In 1950 on October 10, a small band of “pioneer” Sisters of St. Francis, headed by their superior, came to Nelsonville to establish a temporary convent home on East Columbus Street pending completion of the new hospital. [Betty Jo is mistaken in the year.  The first sisters arrived on October 10, 1949.  They were Mother Lidwina Jacobs and Sisters Lindtrudis Johannpotter, Constantia Crotty, Celine Paul, and Annette Mumm.  By October 29, S. Celine was transferred to St.
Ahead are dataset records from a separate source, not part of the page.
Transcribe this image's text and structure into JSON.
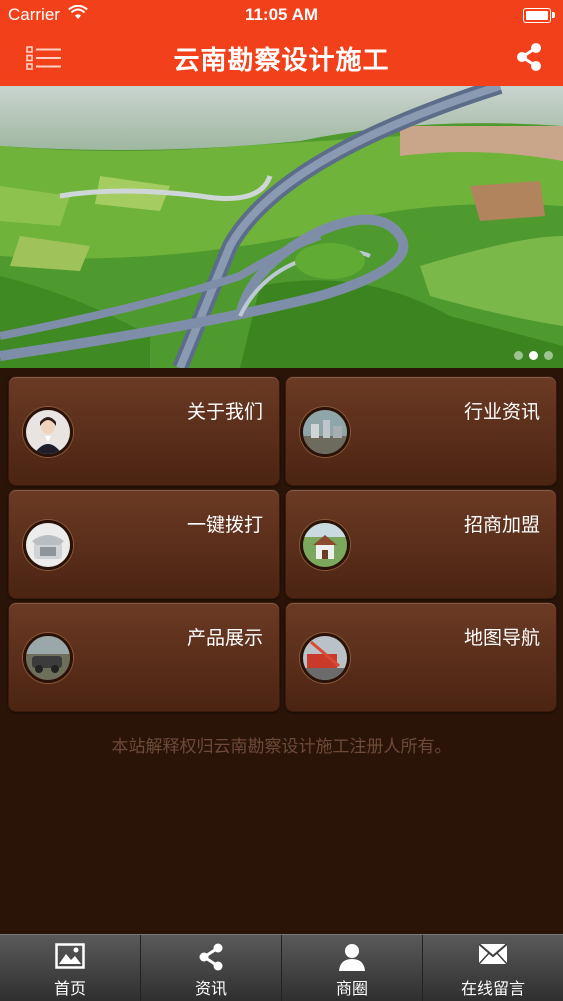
{
  "status_bar": {
    "carrier": "Carrier",
    "time": "11:05 AM"
  },
  "header": {
    "title": "云南勘察设计施工"
  },
  "banner": {
    "slide_count": 3,
    "active_slide": 2
  },
  "menu_tiles": [
    {
      "label": "关于我们",
      "icon": "receptionist-photo"
    },
    {
      "label": "行业资讯",
      "icon": "city-photo"
    },
    {
      "label": "一键拨打",
      "icon": "telephone-photo"
    },
    {
      "label": "招商加盟",
      "icon": "house-photo"
    },
    {
      "label": "产品展示",
      "icon": "vehicle-photo"
    },
    {
      "label": "地图导航",
      "icon": "machinery-photo"
    }
  ],
  "footer_note": "本站解释权归云南勘察设计施工注册人所有。",
  "tabbar": [
    {
      "label": "首页",
      "icon": "image-icon"
    },
    {
      "label": "资讯",
      "icon": "share-icon"
    },
    {
      "label": "商圈",
      "icon": "person-icon"
    },
    {
      "label": "在线留言",
      "icon": "envelope-icon"
    }
  ],
  "colors": {
    "header": "#f2401a",
    "background": "#2a1408",
    "tile": "#5a2e18",
    "tabbar": "#3f3f3f"
  }
}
Ann’s in Buffalo.  S. Raphael Weber soon arrived and S. William Elsener joined the group in November.]

The sainted Sister Raphael, who was permitted to live to see her dream realized and the hospital firmly established, told about the trip she made with Mother Lidwina to a convention of hospital administrators.  One of the speakers discussed the problems facing new hospitals, and this, of course, was something in which the local representatives had more than ordinary interest.

“Under no circumstances,” the speaker emphasized, “should a new hospital consider opening its doors without at least $150,000 in cash for working capital.” [This was 1950 after all!]

“And to think,” said Sister Raphael, “here we had just opened one, with some 60 to 65 people on the payroll, and we have not one penny left to pay current bills.  With work we were acquainted, in prayer we have abundant faith, but capital we have none.”

Cost of completely equipping the hospital had exceeded estimates, and when the doors swung open in April 1950, the treasury of the Sisters of St. Francis was bare.  They were as poor as the famed saint of Assisi in whose name their charities are practiced.

It is not publicly known, but the first payroll was borrowed from the provincialate in Stella Niagara, which had shouldered the $625,000 hospital obligation, in addition to another heavy debt of more than half that amount used in construction of a college in Buffalo.

The sisters were then and are now millionaires in reverse.  If the citizens of Nelsonville had a small part of their faith, some of their devotion, and a willingness to work and to sacrifice, the matter of building factories, schools, and homes for people who want them would cease to trouble.

We are grateful to the sisters for coming to Nelsonville.  We are also grateful for the Board of Directors of Mount St. Mary Hospital who worked and were successful in making the dream continue when Doctors Hospital of Columbus took over in June 1980.  Doctors Hospital continues to be a modern miracle, a shining example of the power of faith combine with work.